Every day in February, we are celebrating the 28 Days of Mom Love with bloggers across the globe. Make sure to come back and check out our posts every day this month!
About the Author
Hi, I’m Keenie! I live in Wisconsin with my husband, 2 fur babies, and 13 month old son named Beckett. I am a full time teacher and started blogging for a little bit of me time– I’m still really struggling for work-life balance, as you will see. I am a big fan of dry shampoo (helloooo #momlife), my son’s giggles, and being outside. I would love for you to come visit at mybekettlist.com See you there!
Dear Working Mama,
I see you when your alarm goes off at 5:00 a.m. in hopes to get an hour of peace-an hour to yourself- before the day begins. I see you 15 minutes later when the baby wakes up and wants to be cuddled and your cup of coffee set aside, that will have to wait for now. I know the guilt you feel as part of you wishes the baby would have slept for just 30 more minuets, because you know these baby snuggles are fleeting and he won’t want them for much longer. You cherish his sweet baby fingers exploring your face, but mourn your hot cup of coffee and moments of silence. I see you momma, as the rest of the day begins too quickly and you race around trying to make sure you’re ready and he’s ready and shouting reminders to your husband as you fly out the door. You told your baby you loved him right? Before you left? You’re almost positive you did… how could you have forgotten!? I see the small congratulatory smile you give yourself when you actually get to work 15 minutes early, only to diminish quickly when you realize everyone.else.is.already.here. How does everyone else have their life this much together? you wonder. Other thoughts of self doubt are pushed aside for now, as people are waiting to talk to you before your computer even starts.

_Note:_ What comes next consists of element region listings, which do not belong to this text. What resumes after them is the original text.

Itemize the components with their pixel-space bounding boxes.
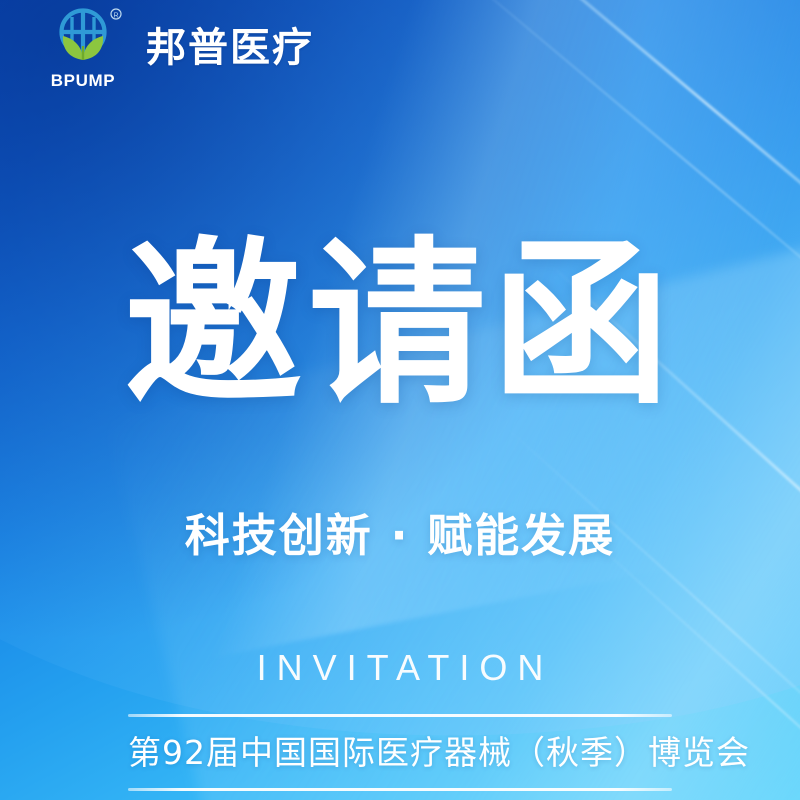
brand-logo-block: R BPUMP 邦普医疗	[42, 8, 314, 88]
footer-block: 第92届中国国际医疗器械（秋季）博览会	[128, 714, 672, 791]
invitation-poster: R BPUMP 邦普医疗 邀请函 科技创新 · 赋能发展 INVITATION …	[0, 0, 800, 800]
invitation-english-label: INVITATION	[0, 650, 800, 686]
bpump-wordmark: BPUMP	[42, 72, 124, 89]
hero-subtitle: 科技创新 · 赋能发展	[0, 513, 800, 558]
svg-text:R: R	[113, 12, 118, 19]
footer-rule-bottom	[128, 788, 672, 791]
brand-name: 邦普医疗	[146, 28, 314, 68]
page-title: 邀请函	[0, 236, 800, 414]
bpump-logo-icon: R BPUMP	[42, 8, 124, 88]
event-name: 第92届中国国际医疗器械（秋季）博览会	[128, 717, 672, 788]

I see you momma, when you tune out of conversations at work because you are making a mental to-do list of everything you have to do at home. I know you spend the whole end of day meeting waiting for it to be over and secretly trying to pack up all of your things without anyone noticing.I see you on the other days too. When you’re so busy at work and needed by so many that at the end of the day, you haven’t really thought about your baby at all. You feel like monster mom of the year for that one. It feels like you don’t really have a lot of friends anymore, and you know you should really reach out to your coworkers more. Everyone is meeting up at 6:00 tonight, but that’s just about your baby’s bedtime and your still breastfeeding and that’s the only way he’ll fall asleep. There’s a few people getting together right after work on Friday!… but your baby has to be picked up by 4:00 from daycare, your husband already takes the baby early one day a week so you can get to that workout class, your mom already babysits twice a week to help cut down on daycare costs… and your afraid that pretty soon people are going to start thinking you are taking advantage of them. You think about how you should get your kid signed up for some activities- maybe you can meet mom friends that way. But when will those fit in?Making friends?That will have to wait for now.
(Throw back to the days of maternity leave)
I see you momma, when you get home work and only have two hours with your son until he goes to bed. It is a constant worry that one day he will grow a stronger attachment to his daycare providers than he has with you. I know you’re tired, and it would be really nice to just veg out for a few minutes without anyone needing you. But those two hours go quick. Between making dinner for you baby and bedtime routines, you enjoy as many snuggles as you can. Maybe you should be doing some developmental activities with him after work? Is that a thing? Do people do that? You remind yourself to set up a Pinterest Board to look into that.
I see you at 7:00 PM momma, when your baby is finally asleep after multiple attempts. You spend some time trying to Google an answer that will make your kid a better sleeper. Maybe you need to change his bedtime routine? Should he be taking probiotics? You throw up a quick prayer that he will sleep through the night. It is too late now to try and make something for dinner, so you and your husband agree to -once again- just do your own things and you both find something quick to grab out of the refrigerator. You brought work home to do, but your husband is complaining that the two of you literally haven’t talked all day. You know he’s right. You vow to be more present in your marriage… starting tomorrow. The last hour of your day today you just want to spend some time doing nothing-After you make lunches for tomorrow, repack your work bag with all the stuff you didn’t touch, find the sweater that’s hopefully buried in the mountain of laundry to have to put away, and shower of course. Having your shit together? That will have to wait for now.
I see you momma, as you lay in bed with your growing to-do list in your head. Is there someway you can be financially contributing to your household but not being at work all day? Doubtful… but add searching for that to your to do list. You say of prayer of thanks before bed because being this boy’s mom is your greatest blessing. But its also really really hard, especially when you’re trying to figure out how to give 100% of yourself in two different places. I see you momma, because I am you. Hang in there.